IL FLUORO ha un’azione cariostatica e per questo dovrebbe essere preso in considerazione in ogni programma di prevenzione. Il fluoro non è un farmaco, pertanto la fluoroprofilassi non va considerata una ” somministrazione ” ma come per le vitamine, un’integrazione.

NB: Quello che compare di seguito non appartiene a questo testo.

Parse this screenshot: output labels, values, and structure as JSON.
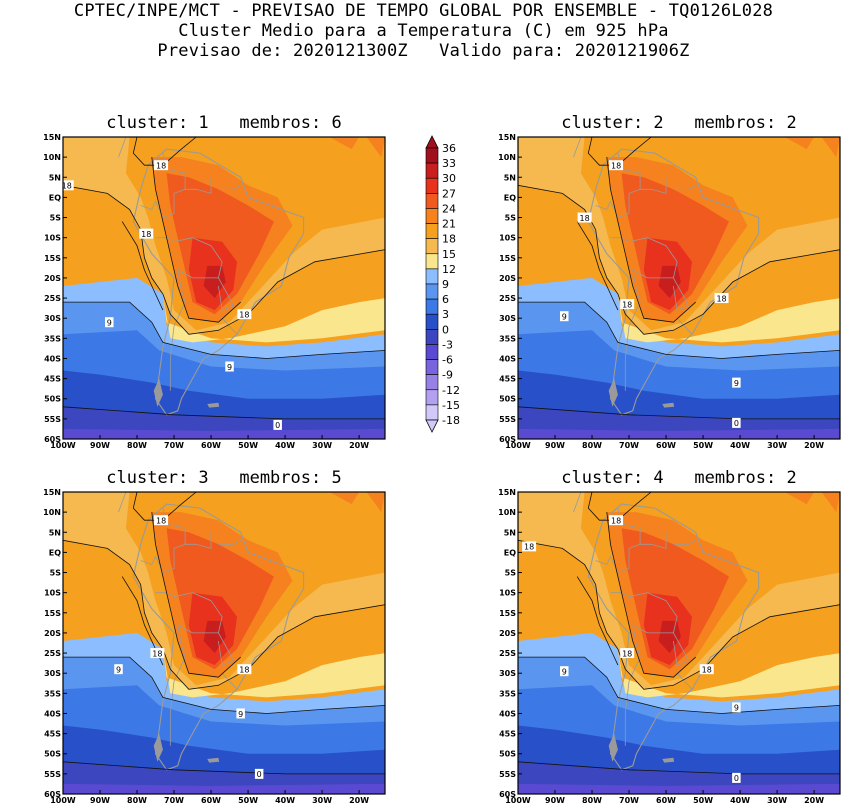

Il meccanismo d’azione del fluoro è da un lato, di rendere lo smalto più forte se viene incorporato durante la sua formazione (quindi prima dell’eruzione del dente ) e dall’altro, agisce per via topica (depositandosi quindi sulle superfici), aiutando il dente durante l’attacco acido disturbando il metabolismo batterico e invertendo il processo di demineralizzazione, promuovendone quindi la remineralizzazione, e favorendo la formazione di nuovi cristalli di smalto. I sistemi di somministrazione sono vari; esiste la fluorizzazione dell’acqua, del sale, delle compresse e quella topica.
LA FLUOROPROFILASSI TOPICA è applicata sotto forma di gel mediante l’utilizzo di cucchiai con un sistema che agisce direttamente sui tubi dentinali.
Non esiste un limite di età per l’utilizzazione del fluoro perché sia i bambini che gli adulti ne traggono beneficio.
Al fine di ottenere l’azione ottimale è bene evitare l’assunzione di liquidi o cibi per almeno due ore dopo il trattamento.